Here I grab the small area data for just Texas/Delaware (this includes mostly census tracts and census block groups in the census FTP data). You can see not so many rows, almost 22k, but quite a few columns, over 17k. This is after some data munging to drop entirely missing/duplicated columns even. The census data just has very many slightly different aggregate categories.

Next I save these data files to disk. For data that does not change very often, you just want to do this process a single time and save that data somewhere you can more easily access it. No need to re-download the data from the internet/census site everytime you want to do a new analysis.

I don’t have timing data here, but you can just experiment to see the parquet data format is quite a bit faster to save (and csv formats are the slowest). DuckDB is smart and just knows to look at your local namespace to find the referenced pandas dataframe in the execute string.

# Save locally to CSV file
cen2019_small.to_csv('census_test.csv')

# Trying zip compression
cen2019_small.to_csv('census_test.csv.zip',compression="zip")

# Save to parquet files
cen2019_small.to_parquet('census.parquet.gzip',compression='gzip',engine='pyarrow')
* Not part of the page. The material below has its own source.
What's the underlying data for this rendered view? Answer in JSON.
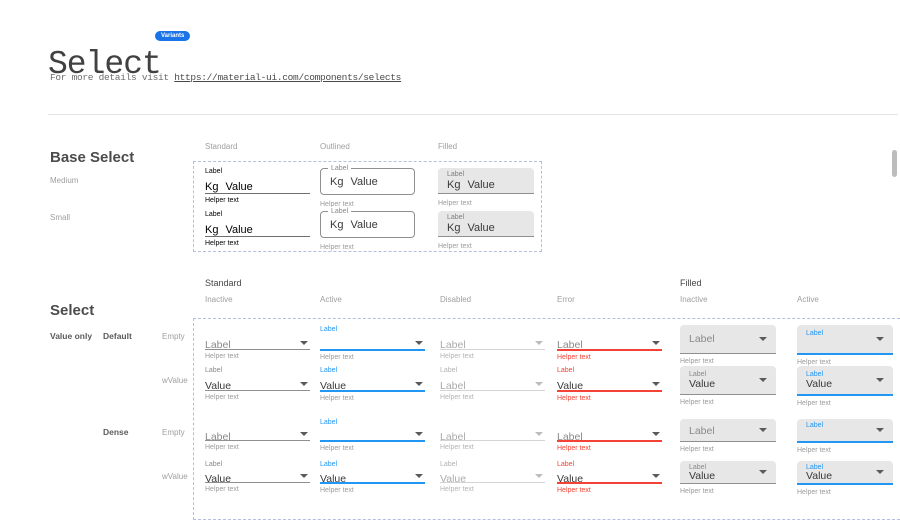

# Save to DuckDB, should make the DB if does not exist
con = duckdb.connect(database='census.duckdb',read_only=False)
con.execute('CREATE TABLE census_2019 AS SELECT * FROM cen2019_small')

If we then go and check out the datasizes on disk, csv for just these two states is 0.8 gigs (the full set of data for all 50 states is closer to 20 gigs). Using zip compression reduces this to around 1/4th of the size for the csv file. Using parquet format (which can be considered an alternative fixed file format to CSV although columnar oriented) and gzip compression is pretty much the same as zip compression for this data (not many missing values or repeat categories of numbers), but if you have repeat categorical data with a bit of missing data should be slightly better compression (I am thinking NIBRS here). The entire DuckDB database is actually smaller than the CSV file (I haven’t checked closely, I try to coerce the data to smarter float/int formats before saving, but there are probably even more space to squeeze out of my functions).
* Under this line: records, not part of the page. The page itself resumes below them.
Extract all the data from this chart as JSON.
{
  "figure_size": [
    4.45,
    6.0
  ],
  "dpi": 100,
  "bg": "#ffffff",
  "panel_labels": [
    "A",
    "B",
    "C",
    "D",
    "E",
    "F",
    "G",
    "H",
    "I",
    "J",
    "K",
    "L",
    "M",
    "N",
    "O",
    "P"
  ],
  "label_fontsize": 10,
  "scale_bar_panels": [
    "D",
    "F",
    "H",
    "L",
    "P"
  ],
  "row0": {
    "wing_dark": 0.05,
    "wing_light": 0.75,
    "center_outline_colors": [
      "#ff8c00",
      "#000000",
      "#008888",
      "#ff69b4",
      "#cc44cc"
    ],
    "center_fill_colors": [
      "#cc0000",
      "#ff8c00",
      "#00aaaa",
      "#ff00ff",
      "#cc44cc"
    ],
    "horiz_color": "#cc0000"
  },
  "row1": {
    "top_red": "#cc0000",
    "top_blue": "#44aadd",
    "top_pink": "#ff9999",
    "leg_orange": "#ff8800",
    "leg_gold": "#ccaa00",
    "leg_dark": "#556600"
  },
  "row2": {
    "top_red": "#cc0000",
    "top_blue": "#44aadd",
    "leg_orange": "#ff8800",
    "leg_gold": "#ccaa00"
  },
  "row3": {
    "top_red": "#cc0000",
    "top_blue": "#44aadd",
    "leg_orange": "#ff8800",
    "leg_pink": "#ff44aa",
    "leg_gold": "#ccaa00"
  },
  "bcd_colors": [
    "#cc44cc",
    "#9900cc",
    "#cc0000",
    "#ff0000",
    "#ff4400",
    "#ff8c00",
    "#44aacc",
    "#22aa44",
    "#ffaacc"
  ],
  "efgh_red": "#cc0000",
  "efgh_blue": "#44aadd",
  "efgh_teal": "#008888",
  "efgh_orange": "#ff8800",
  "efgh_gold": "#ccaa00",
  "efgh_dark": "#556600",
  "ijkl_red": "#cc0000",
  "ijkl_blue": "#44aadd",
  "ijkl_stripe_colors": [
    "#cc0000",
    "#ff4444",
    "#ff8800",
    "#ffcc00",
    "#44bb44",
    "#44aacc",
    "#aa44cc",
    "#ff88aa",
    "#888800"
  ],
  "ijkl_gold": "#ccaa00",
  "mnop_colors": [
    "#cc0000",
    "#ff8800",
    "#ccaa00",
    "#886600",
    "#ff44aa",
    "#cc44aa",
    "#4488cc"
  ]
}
# Lets check out the file sizes
files = ['census_test.csv','census_test.csv.zip',
         'census.parquet.gzip','census.duckdb']

for fi in files:
    file_size = os.path.getsize(fi)
    print(f'File size for {fi} is {file_size/1024**3:,.1f} gigs')

# File size for census_test.csv is 0.8 gigs
# File size for census_test.csv.zip is 0.2 gigs
# File size for census.parquet.gzip is 0.2 gigs
# File size for census.duckdb is 0.7 gigs

The benefit of having a database here like DuckDB is for later SQL querying, as well as the ability to save additional tables. If I scoop up the 2018 data (that has slightly different columns), I can save to an additional table. Then later on downstream applications can select out the limited columns/years as needed (unlikely any real analysis workflow needs all 17,000 columns).
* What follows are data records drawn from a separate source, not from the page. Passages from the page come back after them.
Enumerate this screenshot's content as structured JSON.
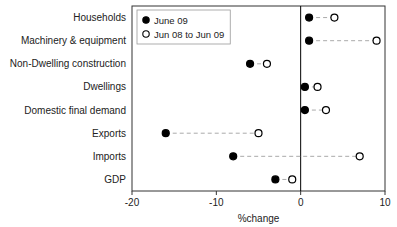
{
  "chart_data": {
    "type": "dot",
    "categories": [
      "Households",
      "Machinery & equipment",
      "Non-Dwelling construction",
      "Dwellings",
      "Domestic final demand",
      "Exports",
      "Imports",
      "GDP"
    ],
    "series": [
      {
        "name": "June 09",
        "color": "#000000",
        "marker": "circle",
        "values": [
          1.0,
          1.0,
          -6.0,
          0.5,
          0.5,
          -16.0,
          -8.0,
          -3.0
        ]
      },
      {
        "name": "Jun 08 to Jun 09",
        "color": "#000000",
        "marker": "open-circle",
        "values": [
          4.0,
          9.0,
          -4.0,
          2.0,
          3.0,
          -5.0,
          7.0,
          -1.0
        ]
      }
    ],
    "xlim": [
      -20,
      10
    ],
    "xticks": [
      -20,
      -10,
      0,
      10
    ],
    "xlabel": "%change",
    "reference_line": 0,
    "line_style": "dashed",
    "legend": "upper left",
    "grid": false
  }
}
# Can add in another table into duckdb
cen2018_small, fields2018 = census_funcs.get_data(year=2018)
con.execute('CREATE TABLE census_2018 AS SELECT * FROM cen2018_small')
con.close()

ducksize = os.path.getsize(files[-1])
print(f'File size for {files[-1]} with two tables is {ducksize/1024**3:,.1f} gigs')
# File size for census.duckdb with two tables is 1.5 gigs

Sqllite is nice, as you can basically share a sqllite file and you know your friend will be able to open it. I have not worked with DuckDB that much, but hopefully it has similar functionality and ability to share without too much headache.

I have not worried about doing timing – I don’t really care about write timings of these data formats compared to CSV (slow read timing is annoying, but 10 seconds vs 1 minute to read data is not a big deal). But it is good practice to not be gluttonous with on disk space, which saving a bunch of inefficient csv files can be a bit wasteful.